María es santa. Toda su existencia pertenece a ese nivel donde se elevan ya los serafines de Isaías, mientras cantan: «santo, santo, santo» (Is 6,3). Ella es transparente, como espejo donde Dios expresa su misterio. Dando un paso más, decimos: ella es santa, ha recibido el Espíritu de Dios que es santidad personificada (cf. Lc 1,35). El Espíritu de amor, gratuidad y comunión de Dios la llena. Así podemos entender mejor lo que decimos al decirle esta palabra: pertenece al campo del Espíritu, al nivel donde se actúa la presencia salvadora de Dios entre los hombres, en gesto de absoluta gratuidad, de entrega plena. Por eso, al confesarla santa en un sentido radical, nosotros confesamos que ella es transparencia, es el reflejo personal, cercano, del Espíritu de Dios sobre la tierra.

María es madre de Dios. En una especie de pequeño credo que se añade a la palabra de saludo y bendición, nosotros confesamos el misterio de la maternidad divina de María. Sólo si decimos que ella es «theotokos», reasumiendo las palabras del Concilio de Efeso (431), podemos confesar que el Verbo, Hijo de Dios, es hombre verdadero. Sin esta afirmación mariológica no existe credo cristológico: sólo si ella es madre de Dios nosotros somos los hermanos del Dios que se ha encarnado. Pues bien, ahora podemos entender esta palabra partiendo del Espíritu; María no es madre por sus fuerzas personales o poderes dentro de la historia; es madre porque ha sido transparente a la presencia del Espíritu.

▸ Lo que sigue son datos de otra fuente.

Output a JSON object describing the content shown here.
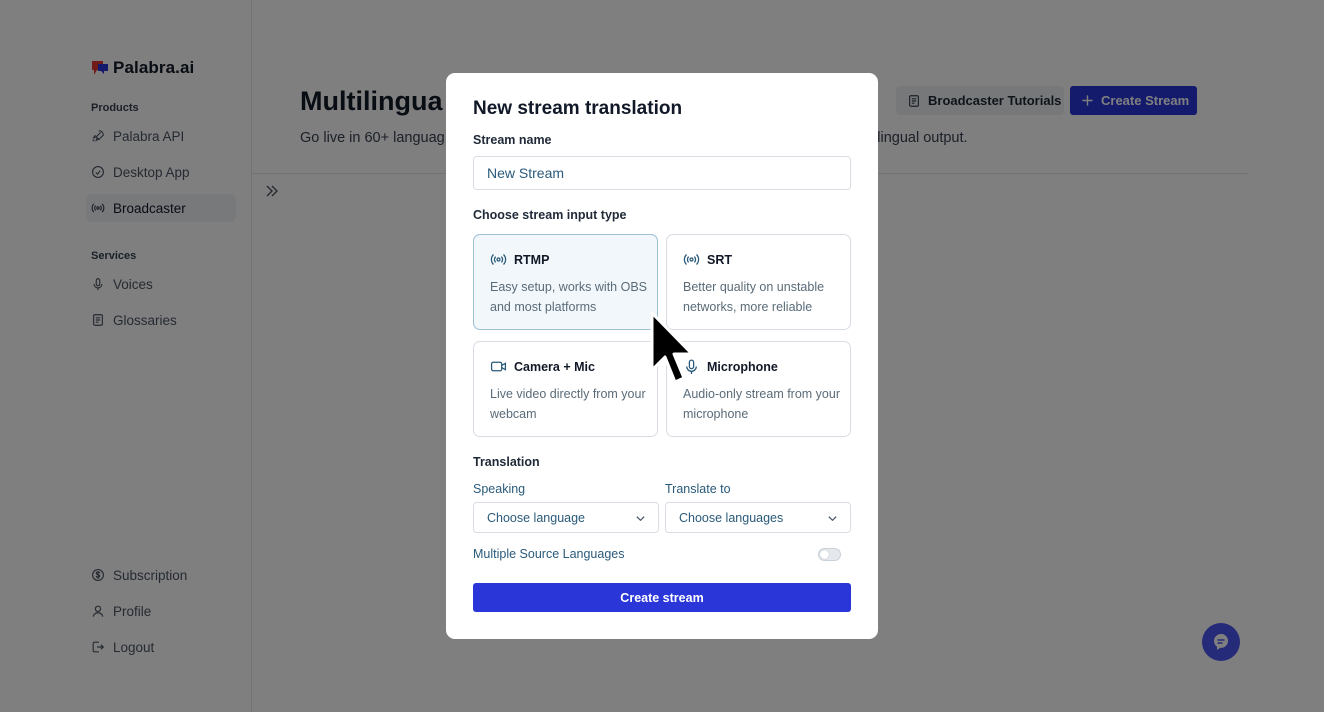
{
  "brand": {
    "name": "Palabra.ai"
  },
  "sidebar": {
    "products_label": "Products",
    "products": [
      {
        "label": "Palabra API",
        "icon": "rocket-icon"
      },
      {
        "label": "Desktop App",
        "icon": "app-icon"
      },
      {
        "label": "Broadcaster",
        "icon": "broadcast-icon",
        "active": true
      }
    ],
    "services_label": "Services",
    "services": [
      {
        "label": "Voices",
        "icon": "microphone-icon"
      },
      {
        "label": "Glossaries",
        "icon": "book-icon"
      }
    ],
    "account": [
      {
        "label": "Subscription",
        "icon": "dollar-icon"
      },
      {
        "label": "Profile",
        "icon": "user-icon"
      },
      {
        "label": "Logout",
        "icon": "logout-icon"
      }
    ]
  },
  "main": {
    "title": "Multilingua",
    "subtitle_left": "Go live in 60+ languag",
    "subtitle_right": "tilingual output.",
    "tutorials_label": "Broadcaster Tutorials",
    "create_label": "Create Stream"
  },
  "modal": {
    "title": "New stream translation",
    "stream_name_label": "Stream name",
    "stream_name_value": "New Stream",
    "input_type_label": "Choose stream input type",
    "input_types": [
      {
        "title": "RTMP",
        "desc": "Easy setup, works with OBS and most platforms",
        "icon": "broadcast-icon",
        "selected": true
      },
      {
        "title": "SRT",
        "desc": "Better quality on unstable networks, more reliable",
        "icon": "broadcast-icon",
        "selected": false
      },
      {
        "title": "Camera + Mic",
        "desc": "Live video directly from your webcam",
        "icon": "camera-icon",
        "selected": false
      },
      {
        "title": "Microphone",
        "desc": "Audio-only stream from your microphone",
        "icon": "microphone-icon",
        "selected": false
      }
    ],
    "translation_label": "Translation",
    "speaking_label": "Speaking",
    "speaking_placeholder": "Choose language",
    "translate_to_label": "Translate to",
    "translate_to_placeholder": "Choose languages",
    "multi_source_label": "Multiple Source Languages",
    "multi_source_enabled": false,
    "submit_label": "Create stream"
  },
  "colors": {
    "primary": "#2b36d9",
    "chat_bubble": "#4b56f0",
    "selected_border": "#9cc0d6",
    "overlay": "rgba(0,0,0,0.5)"
  }
}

Así, confesando su gesto maternal, la introducimos dentro del misterio trinitario.

Por eso suplicamos: ruega por nosotros... Aparece tan cerca del Espíritu, tan llena de la fuerza de Dios y, al mismo tiempo, sigue siendo tan humanamente acogedora y compasiva que los fieles la terminan invocando como intercesora especial en su camino. Sabemos por Juan que el intercesor primero es el Espíritu Paráclito: nos llena, nos defiende y nos conduce al Cristo. Sin embargo, para muchos de los fieles el Espíritu aparece como fuerza demasiado lejana y evasiva. Por eso, en transferencia perfectamente lógica, atribuyen a María los aspectos y funciones maternales del Espíritu: el misterio de su gracia, su presencia intercesora. Lógicamente le suplican: «ruega, intercede, por nosotros, pecadores...». Frente a la santidad de María está nuestro pecado; frente a su plenitud de madre, coronada de Espíritu en el cielo, viene a desvelarse ya nuestra miseria y angustia en el presente, dirigido siempre hacia la muerte. Por eso le decimos: «ruega por nosotros ahora y en la hora...».

Por medio de esa transposición mariana de los elementos pneumatológicos de la oración, el Espíritu recibe rasgos casi personales (maternos) y María viene a presentarse como signo humano del Espíritu divino. Sobre ella ha descendido la fuerza del Altísimo; la bendición de Dios se ha realizado de manera total en su persona... Por eso, quienes quieren descubrir la hondura de Dios, su santidad y presencia providente acudirán al rostro de María. Quienes llamen a María y digan «ruega por nosotros...» se estarán poniendo en manos del Espíritu.

4. Notas conclusivas
Como repetición del saludo mesiánico del ángel, la oración a María se convierte en recuerdo agradecido de su historia y expresión actual de su figura. Los cristianos que retoman las viejas palabras intentan revivir la fuerza de la escena salvadora, como amante que recuerda el principio de su amor, como esclavo liberado que se alegra reviviendo los gestos y caminos de su libertad. Pero la oración es más que una memoria del pasado. Ella penetra, en alabanza, en el misterio de Dios y allí reasume la palabra originaria que por medio del ángel se anunció sobre la tierra. El orante tiene la osadía de apropiarse del saludo de Dios: se pone en Su lugar y con sus mismas actitudes llama a la mujer que está en el centro de la historia, invoca así a María.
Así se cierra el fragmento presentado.